If we accept (in good faith) that a judgement has been made that a scheme is defensible. It seems curious that it takes so long for the scheme to be challenged, and that there is no criminal and or civil penalties levied on the participants including technical advisors. After all they acknowledge there is a risk or probability the scheme will be found to be not legal and therefore a risk they will have been acting or advising on an illegal scheme and actively supporting the client for a fee. Despite their ignorance or best judgement or good intention at the time – prior to the judgement.
All notifiable schemes should be paid for by the promoter/clients for clearance via a HMRC tax tribunal with an appeal mechanism all paid for by the promoter/client. Why take years to clear the schemes – much more is wrong with the system and some politicians/governments are not the actors they portray themselves as.

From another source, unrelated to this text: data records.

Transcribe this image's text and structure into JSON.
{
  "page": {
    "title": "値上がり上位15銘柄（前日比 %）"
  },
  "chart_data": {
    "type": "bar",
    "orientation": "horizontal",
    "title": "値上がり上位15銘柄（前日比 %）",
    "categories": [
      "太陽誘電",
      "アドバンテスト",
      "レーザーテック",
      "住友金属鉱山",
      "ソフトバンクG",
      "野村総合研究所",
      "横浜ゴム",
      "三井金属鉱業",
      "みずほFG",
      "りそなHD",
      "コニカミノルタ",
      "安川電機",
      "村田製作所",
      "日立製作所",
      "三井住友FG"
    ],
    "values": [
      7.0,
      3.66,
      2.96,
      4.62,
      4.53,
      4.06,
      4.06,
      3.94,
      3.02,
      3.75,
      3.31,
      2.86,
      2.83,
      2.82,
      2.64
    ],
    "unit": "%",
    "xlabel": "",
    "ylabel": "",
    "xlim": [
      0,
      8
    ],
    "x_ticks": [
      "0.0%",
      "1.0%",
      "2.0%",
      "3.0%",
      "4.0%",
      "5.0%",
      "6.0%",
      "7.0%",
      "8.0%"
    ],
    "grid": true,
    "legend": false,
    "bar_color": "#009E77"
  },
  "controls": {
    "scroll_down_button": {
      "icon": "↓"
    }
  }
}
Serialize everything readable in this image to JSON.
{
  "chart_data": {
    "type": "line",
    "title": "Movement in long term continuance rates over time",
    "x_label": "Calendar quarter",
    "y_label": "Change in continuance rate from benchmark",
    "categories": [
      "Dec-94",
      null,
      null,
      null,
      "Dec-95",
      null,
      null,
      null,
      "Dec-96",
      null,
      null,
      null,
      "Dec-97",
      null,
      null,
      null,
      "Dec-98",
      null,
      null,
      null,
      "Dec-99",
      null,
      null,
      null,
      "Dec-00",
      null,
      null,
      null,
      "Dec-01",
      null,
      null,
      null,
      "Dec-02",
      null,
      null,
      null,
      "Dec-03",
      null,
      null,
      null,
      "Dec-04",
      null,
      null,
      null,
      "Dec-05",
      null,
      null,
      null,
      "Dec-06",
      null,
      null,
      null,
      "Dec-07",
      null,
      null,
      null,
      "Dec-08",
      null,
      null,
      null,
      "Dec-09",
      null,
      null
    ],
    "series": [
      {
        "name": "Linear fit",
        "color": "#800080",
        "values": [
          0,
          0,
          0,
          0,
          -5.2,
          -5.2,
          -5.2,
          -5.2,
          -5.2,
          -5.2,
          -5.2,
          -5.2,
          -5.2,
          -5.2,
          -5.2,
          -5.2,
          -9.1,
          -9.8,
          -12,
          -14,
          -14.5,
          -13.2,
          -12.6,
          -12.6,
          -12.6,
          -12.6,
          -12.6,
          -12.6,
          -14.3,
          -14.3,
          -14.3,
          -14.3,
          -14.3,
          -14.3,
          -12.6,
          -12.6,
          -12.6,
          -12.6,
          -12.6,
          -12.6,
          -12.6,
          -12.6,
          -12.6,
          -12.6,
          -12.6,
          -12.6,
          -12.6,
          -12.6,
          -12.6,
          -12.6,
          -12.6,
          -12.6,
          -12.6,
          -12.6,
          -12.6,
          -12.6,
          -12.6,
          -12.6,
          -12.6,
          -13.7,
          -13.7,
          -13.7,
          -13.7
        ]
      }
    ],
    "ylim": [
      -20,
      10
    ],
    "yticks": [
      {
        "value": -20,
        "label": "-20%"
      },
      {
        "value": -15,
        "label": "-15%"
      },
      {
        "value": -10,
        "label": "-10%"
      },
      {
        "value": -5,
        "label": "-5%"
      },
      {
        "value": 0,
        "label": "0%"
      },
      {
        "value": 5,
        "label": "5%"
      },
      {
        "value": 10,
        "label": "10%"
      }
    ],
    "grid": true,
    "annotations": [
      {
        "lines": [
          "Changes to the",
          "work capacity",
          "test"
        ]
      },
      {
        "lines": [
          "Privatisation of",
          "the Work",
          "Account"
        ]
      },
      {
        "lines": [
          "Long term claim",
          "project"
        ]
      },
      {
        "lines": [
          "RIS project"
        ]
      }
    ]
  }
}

The size of the avoidance industry versus the HMRC resources was a clear signal that MNC invest to minimize tax as an expense.
I still wonder how many of the MP’s,the great and good have dealings with Swiss or offshore banks they would not like to be made public or known to HMRC!
“If we accept (in good faith) that a judgement has been made that a scheme is defensible.”
I see no reason to accept that. While those involved questioned before the PAC last December were not from the “big 4” I do not think the mind set is any different. The transcript makes clear that they are not all that bothered
http://thosebigwords.forumcommunity.net/?t=49310661&p=371123398
[…] And what this also proves is that there is, unfortunately, a massive market for what looks like a tax scheme involving a charity here in the UK, which more than justified yesterday’s PAC hearing. […]
Certainly not 4-0.
What this session and the session with Starbucks, Google and Amazon both highlighted is the lack of resource to combat the problem.
I don’t agree that these firms don’t have “schemes” to avoid tax which they can mass market, but I do suspect that they push the legislation to its absolute limit.